The light moved again.
“. . . and pictures. Little pictures. Little stick-men and -women, like kids draw . . . Christ, do you think Williams knew about this?”
“Must have,” Paulie said, still examining the torn and twisted steel hinges on the Box’s door.
Paulie was bending in; his colleague was backing out. Making no special attempt at concealment, Jack walked across the open yard behind them. He went along the side of the garage and came out on the shoulder of the road. From here he had an angle on the careless jam of police cars in the Sunlight Home’s front yard. As Jack stood watching, an ambulance came tearing up the road, flashers whirling, siren warbling.
“Loved you, Wolf,” Jack muttered, and wiped an arm across his wet eyes. He set off down the road into darkness, thinking he would most likely be picked up before he got a mile west of the Sunlight Home. But three hours later he was still walking; apparently the cops had more than enough to occupy them back there.
2
There was a highway up ahead, over the next rise or the rise after that. Jack could see the orangey glow of high-intensity sodium arcs on the horizon, could hear the whine of the big rigs.

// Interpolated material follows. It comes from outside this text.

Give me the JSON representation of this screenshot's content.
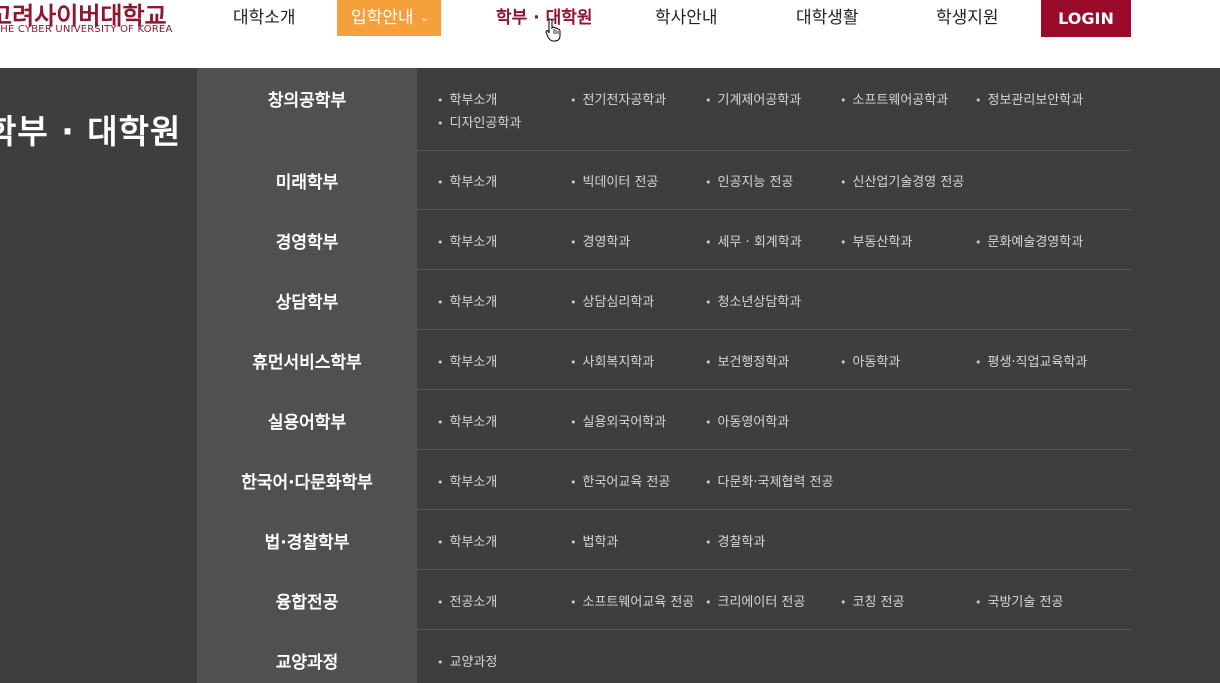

He stopped in a trash-littered ravine and washed his face and hands in the trickle of water coming out of a culvert. The water was almost paralyzing cold, but at least it silenced the throbbing in his hands for a while. The old cautions were coming back almost unbidden.
Jack stood for a moment where he was, under the dark night sky of Indiana, listening to the whine of the big trucks.
The wind, murmuring in the trees, lifted his hair. His heart was heavy with the loss of Wolf, but even that could not change how good, how very good it was to be free.
An hour later a trucker slowed for the tired, pallid boy standing in the breakdown lane with his thumb cocked. Jack climbed in.
“Where you headed, kiddo?” the trucker asked.
Jack was too tired and too sick at heart to bother with the Story—he barely remembered it, anyway. He supposed it would come back to him.
“West,” he said. “Far as you’re going.”
“That’d be Midstate.”
“Fine,” Jack said, and fell asleep.
The big Diamond Reo rolled through the chilly Indiana night; Charlie Daniels on the tape-player, it rolled west, chasing its own headlights toward Illinois.